Tuesday, October 7, 2008

Must-flee TV

Thanks to 24-hour news, American voters have an unprecedented opportunity to hear directly from the two major parties’ presidential candidates -- or to hear their canned stump speeches ad nauseum, anyway. That's the good news.

The bad news is that the same media can't fill 24 hours with Sen. John McCain and Sen. Barack Obama alone, so most of the political yammering we hear comes not from the candidates themselves, but from an army of paid strategists, professional surrogates and programmed supporters. It's "death by talking points," and it's not at all pretty.
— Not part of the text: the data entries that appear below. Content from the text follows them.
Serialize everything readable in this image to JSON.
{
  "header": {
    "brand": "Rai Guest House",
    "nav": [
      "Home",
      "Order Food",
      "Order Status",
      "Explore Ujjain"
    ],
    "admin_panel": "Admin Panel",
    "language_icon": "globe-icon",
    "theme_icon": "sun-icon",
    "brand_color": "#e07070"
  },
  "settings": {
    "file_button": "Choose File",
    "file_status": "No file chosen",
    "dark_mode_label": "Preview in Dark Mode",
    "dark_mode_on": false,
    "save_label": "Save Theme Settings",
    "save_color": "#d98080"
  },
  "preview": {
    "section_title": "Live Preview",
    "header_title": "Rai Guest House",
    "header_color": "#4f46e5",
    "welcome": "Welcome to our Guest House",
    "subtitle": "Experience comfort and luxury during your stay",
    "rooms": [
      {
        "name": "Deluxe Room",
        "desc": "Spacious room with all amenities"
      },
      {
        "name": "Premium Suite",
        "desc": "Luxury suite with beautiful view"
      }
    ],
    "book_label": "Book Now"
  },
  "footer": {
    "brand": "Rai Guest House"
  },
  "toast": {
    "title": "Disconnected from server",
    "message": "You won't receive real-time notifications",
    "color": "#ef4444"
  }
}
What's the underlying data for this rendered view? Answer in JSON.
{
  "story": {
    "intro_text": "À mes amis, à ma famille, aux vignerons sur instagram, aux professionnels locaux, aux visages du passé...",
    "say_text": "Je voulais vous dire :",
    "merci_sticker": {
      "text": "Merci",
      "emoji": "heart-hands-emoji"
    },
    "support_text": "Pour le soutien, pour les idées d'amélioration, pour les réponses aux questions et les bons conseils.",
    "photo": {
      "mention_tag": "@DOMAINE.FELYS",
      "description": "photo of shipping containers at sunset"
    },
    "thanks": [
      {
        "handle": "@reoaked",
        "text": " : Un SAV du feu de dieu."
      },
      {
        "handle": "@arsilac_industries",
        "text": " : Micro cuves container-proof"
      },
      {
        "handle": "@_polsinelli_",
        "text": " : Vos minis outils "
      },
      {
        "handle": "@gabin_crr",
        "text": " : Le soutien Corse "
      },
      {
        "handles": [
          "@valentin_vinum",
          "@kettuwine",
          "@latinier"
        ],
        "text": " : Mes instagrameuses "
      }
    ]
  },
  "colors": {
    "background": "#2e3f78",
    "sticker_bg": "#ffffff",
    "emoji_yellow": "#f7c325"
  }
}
Some of these mouthpieces are more appealing than others, or at least more tolerable, while a few practically beg us to run screaming from the room. Here, in my opinion, are the most annoying of an annoying breed.

(And no, James Carville isn't on the list.)

#5 - Mark Penn
Strategist for Sen. Hillary Clinton
Mr. Penn's on-camera appearances were rarer than other Clinton surrogates', but during the primary season he was largely responsible for what they said. Widely regarded as the Democrats' version of Karl Rove, his take-no-prisoners tactics nearly crippled his party. Not my cup of latte.

#4 - Tucker Bounds
Spokesperson for McCain-Palin
To be the go-to talking head for a major presidential campaign at the tender age of 29 is quite an accomplishment -- unfortunately, Mr. Bounds lacks the chops to pull it off with any credibility. Clearly out of his depth, he puts my cringe reflex into a full-on cramp in 30 seconds or less. Come back in 2016, Mr. Bounds.

#3 - Nancy Pfontenhauer
Senior adviser to McCain-Palin
One by one, Sen. McCain's spokespersons are falling from favor, and these days Ms. Pfontenhauer is in the barrel. With no knack for disagreeing without being disagreeable, the statuesque surrogate always seems to level an implicit "You idiot!" at her opposition. Stop already. Click.

#2 - Lanny Davis
Surrogate for Sen. Hillary Clinton
Mr. Davis needs neither an introduction nor any help practicing political pyromania. During the last primaries, he peddled scorched earth with vigor and glee, a reminder of what's wrong with our politics. His fading from the national scene is a blessing, and should he someday reappear on my Sony, his immediate disappearance is assured.

#1 - Sarah Palin
Way-overexposed hockey mom
No contest here. Dick Vitale may still be the best argument for the MUTE button, but Gov. Palin is the best reason to memorize the location of the nearest fire escape. I've been watching her populist-pabulum act for about six weeks now and I've had entirely enough -- I mean, Tina Fey isn't the only one who's tired. I think my sock drawer needs attention.